I work as a consultant for a company called Xebia, and have worked as a consultant for most of my career so far. Working as a consultant means getting hired by a company that needs certain expertise in order to (hopefully) solve a business- or technical problem.
On paper, this looks like a valid approach: your company has a technical problem, hires an expert, problem gets solved. Everybody wins. Reality however, can be quite messy. The consultant (or his/her boss) makes a lot of money, and the problem doesn’t get solved. This happens more often than it should.
While ‘evil consulting firms’ do exist, a consultancy-job-gone-bad does not necessarily imply a conspiracy, and in most cases it is as frustrating for the consultant as it is for you, the client.
But why does it happen?
1: it’s (not just) a technical problem
In many cases, companies hire an expert to solve a technical problem, but after a short while it turns out problem isn’t a technical one, but a case of bad communication or just a bad security policy.
For instance, I have seen companies spend six figures to have a development setup built (which turned out to be ineffective), when all they actually needed was to enable virtualization support (which was available) on the developers’ workstations, but their ‘IT desktop policy’ didn’t allow this.
In most cases, there actually is a technical problem to be solved, but some organizational changes are also needed. Failing to address the organizational side of the problem can have a huge impact on the technical solution, up to the point of the technical solution becoming ineffective or unusable.
2: (no) communication & mandate
Sometimes, a manager hires an expert, but fails to properly inform all people involved about a few basic things:
- Who has been hired?
- Why has this person been hired?
- What is he/she going to do here?
- What mandate/authority does he/she have?
This often results in a lot of resistance to change, lack of cooperation, and eventually lack of success. Make sure everyone involved is on the same page, and make sure the expert you’re hiring is given the mandate he/she needs.
3: (not) facilitating effectiveness
Hiring an expert is not cheap. Yet, it’s not unusual to see our effectiveness being impaired by this like:
- no workstation available at day one, but not allowed to use our own laptop either.
- waiting for user accounts: This can easily take a couple of days, and then a few more for every other user account that wasn’t created in the first place.
- no access to documentation: This gets more painful if you’re hired to solve a problem that involves multiple teams, as you might need to request access separately for each team’s documentation.
- workstation set-up: Usually, if you hire an expert in a certain field, he/she will have a good understanding of, and preference for, tools and/or operating systems. Yet, usually the expert gets the ‘standard workstation’, without the needed tools and usually without administrative permissions needed to install anything else.
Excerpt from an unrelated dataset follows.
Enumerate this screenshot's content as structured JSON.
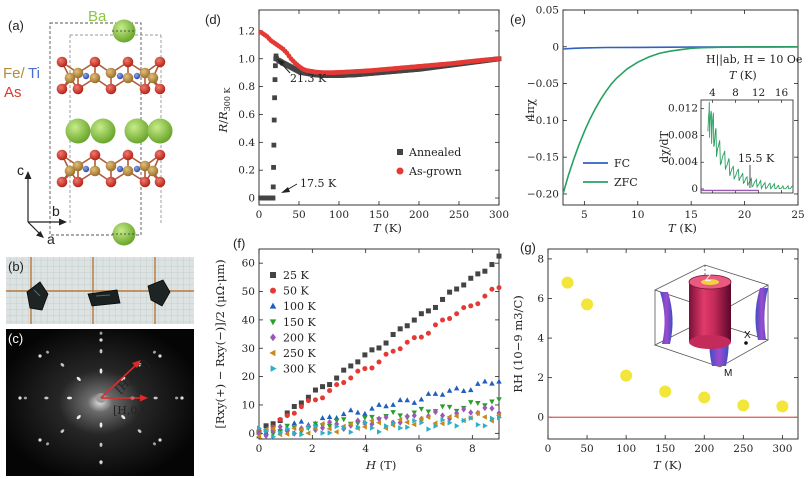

- virtualization for prototyping: if a technical problem is complex enough that you need to hire an expert, there is a big chance the problem is complex enough that there is no easy solution. Using virtualization on our workstation, we can prototype possible solutions. Yet, it’s painfully common to get stuck with either a workstation that has virtualization disabled, or with a (usually Citrix) virtual desktop environment that wouldn’t allow for virtualization in the first place. It’s hard to come up with a solution if you can’t try anything.
- limited internet access: in a (misguided) effort to boost productivity, many companies limit internet access. Blocking stuff like Twitter, Facebook, Youtube, Hacker news (because hacking is bad), etcetera. However, in the process they might also keep you from legitimately looking at useful projects on Github, reading about relevant new technology on Hacker News, or watching an instructional video on Youtube.
4: (not) getting involved
Sometimes you may hire an expert, but because of the nature of his/her expertise, you have no idea what he/she is doing. Go and talk to your expert. Have him/her explain what he/she is doing, why, how it works, when it will be done, what is needed to get it done, and what is next. Also tell your expert what you are doing, where your company is headed, and what makes you tick. An expert locked in a room rarely comes up with the best possible solution. Also, getting involved can help you notice that ‘evil consulting firm’ early on, instead of when you’re filing for bankruptcy.
This blog is not about convincing you to not hire an expert. This blog is about not wasting money on hiring ineffectively.
Do you know what problem needs to be solved? Is everyone involved on the same page? Can your expert (or actually: everyone in your company, while we’re at it) work effectively? Do you know what your expert is doing? Do you know what you can do to help solve the problem?
Hiring an expert is a good idea, and when you do it right, hiring even the best expert can be relatively cheap. And in the end, it’s all about value for money.